早期衆院解散・総選挙の観測も株価を押し上げる要因です。1月13日には解散報道を受けて日経平均が1600円超上昇し、初めて5万3000円台に乗せた経緯があります。
注意点・展望
円安の「許容限度」はどこか
市場は高市政権の円安許容度を徐々に試す展開が続いています。野村證券は2026年3月末のドル円予想を155円に設定していますが、160円まで上昇した場合はコアCPIが前年比2.0%を再び上回り、政権にとって逆風になると指摘しています。
円安が進みすぎればエネルギーや食料品価格の上昇を通じて消費者心理を悪化させ、選挙を控える政権にとって致命的な問題になりかねません。その場合、日銀に利上げを促す方向に政策が転換する可能性もあり、株式市場にとっては調整要因となります。
利益確定売りへの警戒
日経平均は5万3000円台という高値圏で推移しており、短期的な利益確定売りが出やすい水準です。証券各社の2026年の日経平均予想レンジは5万3000円~6万1000円と幅がありますが、現時点で既に多くの予想の下限付近に位置しています。

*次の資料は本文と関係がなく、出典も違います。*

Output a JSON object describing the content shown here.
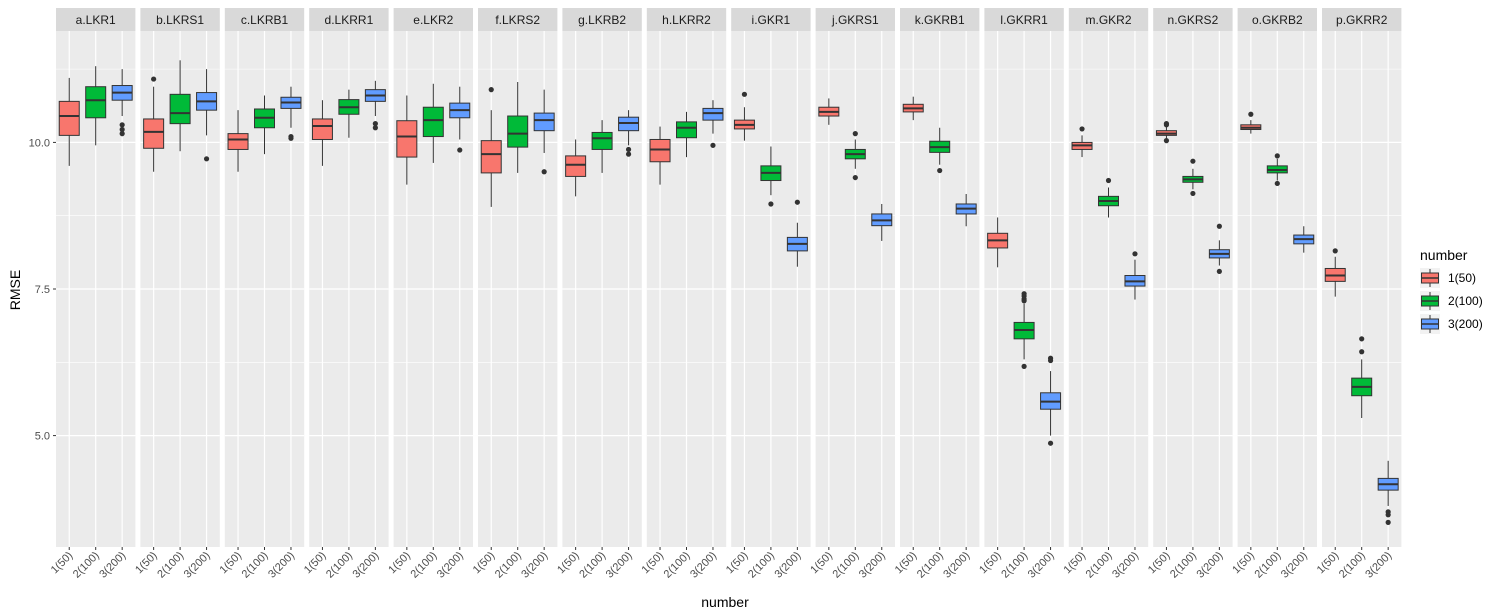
{
  "chart_data": {
    "type": "boxplot",
    "xlabel": "number",
    "ylabel": "RMSE",
    "ylim": [
      3.1,
      11.9
    ],
    "yticks": [
      5.0,
      7.5,
      10.0
    ],
    "ytick_labels": [
      "5.0",
      "7.5",
      "10.0"
    ],
    "categories": [
      "1(50)",
      "2(100)",
      "3(200)"
    ],
    "legend": {
      "title": "number",
      "position": "right",
      "entries": [
        {
          "label": "1(50)",
          "color": "#F8766D"
        },
        {
          "label": "2(100)",
          "color": "#00BA38"
        },
        {
          "label": "3(200)",
          "color": "#619CFF"
        }
      ]
    },
    "colors": [
      "#F8766D",
      "#00BA38",
      "#619CFF"
    ],
    "grid": true,
    "panels": [
      {
        "label": "a.LKR1",
        "boxes": [
          {
            "whisker_low": 9.6,
            "q1": 10.12,
            "median": 10.45,
            "q3": 10.7,
            "whisker_high": 11.1,
            "outliers": []
          },
          {
            "whisker_low": 9.95,
            "q1": 10.42,
            "median": 10.72,
            "q3": 10.95,
            "whisker_high": 11.3,
            "outliers": []
          },
          {
            "whisker_low": 10.45,
            "q1": 10.72,
            "median": 10.85,
            "q3": 10.97,
            "whisker_high": 11.25,
            "outliers": [
              10.3,
              10.22,
              10.15
            ]
          }
        ]
      },
      {
        "label": "b.LKRS1",
        "boxes": [
          {
            "whisker_low": 9.5,
            "q1": 9.9,
            "median": 10.18,
            "q3": 10.4,
            "whisker_high": 10.95,
            "outliers": [
              11.08
            ]
          },
          {
            "whisker_low": 9.85,
            "q1": 10.32,
            "median": 10.5,
            "q3": 10.82,
            "whisker_high": 11.4,
            "outliers": []
          },
          {
            "whisker_low": 10.12,
            "q1": 10.55,
            "median": 10.7,
            "q3": 10.85,
            "whisker_high": 11.25,
            "outliers": [
              9.72
            ]
          }
        ]
      },
      {
        "label": "c.LKRB1",
        "boxes": [
          {
            "whisker_low": 9.5,
            "q1": 9.88,
            "median": 10.05,
            "q3": 10.15,
            "whisker_high": 10.55,
            "outliers": []
          },
          {
            "whisker_low": 9.8,
            "q1": 10.25,
            "median": 10.42,
            "q3": 10.57,
            "whisker_high": 10.8,
            "outliers": []
          },
          {
            "whisker_low": 10.25,
            "q1": 10.58,
            "median": 10.68,
            "q3": 10.77,
            "whisker_high": 10.95,
            "outliers": [
              10.1,
              10.07
            ]
          }
        ]
      },
      {
        "label": "d.LKRR1",
        "boxes": [
          {
            "whisker_low": 9.6,
            "q1": 10.05,
            "median": 10.28,
            "q3": 10.4,
            "whisker_high": 10.72,
            "outliers": []
          },
          {
            "whisker_low": 10.08,
            "q1": 10.48,
            "median": 10.6,
            "q3": 10.73,
            "whisker_high": 10.9,
            "outliers": []
          },
          {
            "whisker_low": 10.45,
            "q1": 10.7,
            "median": 10.8,
            "q3": 10.9,
            "whisker_high": 11.05,
            "outliers": [
              10.32,
              10.25
            ]
          }
        ]
      },
      {
        "label": "e.LKR2",
        "boxes": [
          {
            "whisker_low": 9.28,
            "q1": 9.75,
            "median": 10.1,
            "q3": 10.37,
            "whisker_high": 10.8,
            "outliers": []
          },
          {
            "whisker_low": 9.65,
            "q1": 10.1,
            "median": 10.38,
            "q3": 10.6,
            "whisker_high": 11.0,
            "outliers": []
          },
          {
            "whisker_low": 10.05,
            "q1": 10.42,
            "median": 10.55,
            "q3": 10.67,
            "whisker_high": 10.95,
            "outliers": [
              9.87
            ]
          }
        ]
      },
      {
        "label": "f.LKRS2",
        "boxes": [
          {
            "whisker_low": 8.9,
            "q1": 9.48,
            "median": 9.8,
            "q3": 10.03,
            "whisker_high": 10.55,
            "outliers": [
              10.9
            ]
          },
          {
            "whisker_low": 9.48,
            "q1": 9.92,
            "median": 10.15,
            "q3": 10.45,
            "whisker_high": 11.03,
            "outliers": []
          },
          {
            "whisker_low": 9.82,
            "q1": 10.2,
            "median": 10.38,
            "q3": 10.5,
            "whisker_high": 10.9,
            "outliers": [
              9.5
            ]
          }
        ]
      },
      {
        "label": "g.LKRB2",
        "boxes": [
          {
            "whisker_low": 9.08,
            "q1": 9.42,
            "median": 9.62,
            "q3": 9.77,
            "whisker_high": 10.05,
            "outliers": []
          },
          {
            "whisker_low": 9.48,
            "q1": 9.88,
            "median": 10.07,
            "q3": 10.17,
            "whisker_high": 10.38,
            "outliers": []
          },
          {
            "whisker_low": 9.95,
            "q1": 10.2,
            "median": 10.33,
            "q3": 10.43,
            "whisker_high": 10.55,
            "outliers": [
              9.88,
              9.8
            ]
          }
        ]
      },
      {
        "label": "h.LKRR2",
        "boxes": [
          {
            "whisker_low": 9.28,
            "q1": 9.67,
            "median": 9.88,
            "q3": 10.05,
            "whisker_high": 10.27,
            "outliers": []
          },
          {
            "whisker_low": 9.75,
            "q1": 10.08,
            "median": 10.25,
            "q3": 10.35,
            "whisker_high": 10.52,
            "outliers": []
          },
          {
            "whisker_low": 10.15,
            "q1": 10.38,
            "median": 10.5,
            "q3": 10.58,
            "whisker_high": 10.72,
            "outliers": [
              9.95
            ]
          }
        ]
      },
      {
        "label": "i.GKR1",
        "boxes": [
          {
            "whisker_low": 10.03,
            "q1": 10.23,
            "median": 10.3,
            "q3": 10.38,
            "whisker_high": 10.6,
            "outliers": [
              10.82
            ]
          },
          {
            "whisker_low": 9.1,
            "q1": 9.35,
            "median": 9.48,
            "q3": 9.6,
            "whisker_high": 9.93,
            "outliers": [
              8.95
            ]
          },
          {
            "whisker_low": 7.88,
            "q1": 8.15,
            "median": 8.27,
            "q3": 8.38,
            "whisker_high": 8.63,
            "outliers": [
              8.98
            ]
          }
        ]
      },
      {
        "label": "j.GKRS1",
        "boxes": [
          {
            "whisker_low": 10.3,
            "q1": 10.45,
            "median": 10.52,
            "q3": 10.6,
            "whisker_high": 10.75,
            "outliers": []
          },
          {
            "whisker_low": 9.55,
            "q1": 9.72,
            "median": 9.8,
            "q3": 9.88,
            "whisker_high": 10.05,
            "outliers": [
              10.15,
              9.4
            ]
          },
          {
            "whisker_low": 8.32,
            "q1": 8.58,
            "median": 8.67,
            "q3": 8.78,
            "whisker_high": 8.95,
            "outliers": []
          }
        ]
      },
      {
        "label": "k.GKRB1",
        "boxes": [
          {
            "whisker_low": 10.38,
            "q1": 10.52,
            "median": 10.58,
            "q3": 10.65,
            "whisker_high": 10.78,
            "outliers": []
          },
          {
            "whisker_low": 9.62,
            "q1": 9.83,
            "median": 9.92,
            "q3": 10.02,
            "whisker_high": 10.25,
            "outliers": [
              9.52
            ]
          },
          {
            "whisker_low": 8.57,
            "q1": 8.78,
            "median": 8.87,
            "q3": 8.95,
            "whisker_high": 9.12,
            "outliers": []
          }
        ]
      },
      {
        "label": "l.GKRR1",
        "boxes": [
          {
            "whisker_low": 7.87,
            "q1": 8.2,
            "median": 8.33,
            "q3": 8.45,
            "whisker_high": 8.72,
            "outliers": []
          },
          {
            "whisker_low": 6.3,
            "q1": 6.65,
            "median": 6.8,
            "q3": 6.93,
            "whisker_high": 7.25,
            "outliers": [
              7.42,
              7.38,
              7.33,
              7.3,
              6.18
            ]
          },
          {
            "whisker_low": 5.0,
            "q1": 5.45,
            "median": 5.58,
            "q3": 5.73,
            "whisker_high": 6.1,
            "outliers": [
              6.32,
              6.28,
              4.87
            ]
          }
        ]
      },
      {
        "label": "m.GKR2",
        "boxes": [
          {
            "whisker_low": 9.75,
            "q1": 9.88,
            "median": 9.95,
            "q3": 10.0,
            "whisker_high": 10.12,
            "outliers": [
              10.23
            ]
          },
          {
            "whisker_low": 8.72,
            "q1": 8.92,
            "median": 9.0,
            "q3": 9.08,
            "whisker_high": 9.23,
            "outliers": [
              9.35
            ]
          },
          {
            "whisker_low": 7.32,
            "q1": 7.55,
            "median": 7.63,
            "q3": 7.73,
            "whisker_high": 8.0,
            "outliers": [
              8.1
            ]
          }
        ]
      },
      {
        "label": "n.GKRS2",
        "boxes": [
          {
            "whisker_low": 10.05,
            "q1": 10.12,
            "median": 10.15,
            "q3": 10.2,
            "whisker_high": 10.27,
            "outliers": [
              10.32,
              10.3,
              10.03
            ]
          },
          {
            "whisker_low": 9.2,
            "q1": 9.32,
            "median": 9.37,
            "q3": 9.42,
            "whisker_high": 9.55,
            "outliers": [
              9.68,
              9.13
            ]
          },
          {
            "whisker_low": 7.9,
            "q1": 8.03,
            "median": 8.1,
            "q3": 8.17,
            "whisker_high": 8.33,
            "outliers": [
              8.57,
              7.8
            ]
          }
        ]
      },
      {
        "label": "o.GKRB2",
        "boxes": [
          {
            "whisker_low": 10.15,
            "q1": 10.22,
            "median": 10.25,
            "q3": 10.3,
            "whisker_high": 10.38,
            "outliers": [
              10.48
            ]
          },
          {
            "whisker_low": 9.35,
            "q1": 9.48,
            "median": 9.53,
            "q3": 9.6,
            "whisker_high": 9.72,
            "outliers": [
              9.77,
              9.3
            ]
          },
          {
            "whisker_low": 8.12,
            "q1": 8.27,
            "median": 8.35,
            "q3": 8.42,
            "whisker_high": 8.57,
            "outliers": []
          }
        ]
      },
      {
        "label": "p.GKRR2",
        "boxes": [
          {
            "whisker_low": 7.37,
            "q1": 7.63,
            "median": 7.73,
            "q3": 7.85,
            "whisker_high": 8.05,
            "outliers": [
              8.15
            ]
          },
          {
            "whisker_low": 5.3,
            "q1": 5.68,
            "median": 5.83,
            "q3": 5.98,
            "whisker_high": 6.3,
            "outliers": [
              6.65,
              6.43
            ]
          },
          {
            "whisker_low": 3.8,
            "q1": 4.07,
            "median": 4.17,
            "q3": 4.27,
            "whisker_high": 4.57,
            "outliers": [
              3.7,
              3.65,
              3.52
            ]
          }
        ]
      }
    ]
  }
}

先物主導の急騰は、反転時にも急速な下落を伴うリスクがあります。実需の買い(投資信託や年金基金など)が伴わない上昇は持続性に欠けるため、今後の実需動向にも注目が必要です。
衆院選の行方
高市首相が通常国会冒頭での衆院解散を検討しているとの報道は、株式市場では「政策継続期待」として好感されています。しかし、選挙結果次第では政策の方向性が変わる可能性もあり、選挙を巡る不確実性は今後の相場変動要因として意識されるでしょう。
まとめ
2月2日の日経平均反発は、高市首相の円安に関する発言を契機とした海外投機筋の先物買いが主因でした。一時900円超の上昇から99円高まで上げ幅を縮小した動きは、先物主導の上昇と利益確定売りのせめぎ合いを反映しています。
今後の注目点は、円安の進行度合いと高市政権の対応です。158円台で推移するドル円相場がさらに円安方向に振れれば、物価上昇を通じて日銀の利上げ議論が加速する可能性があります。株式市場は円安メリットと利上げリスクの両面を見極めながら、方向感を探る展開が続くでしょう。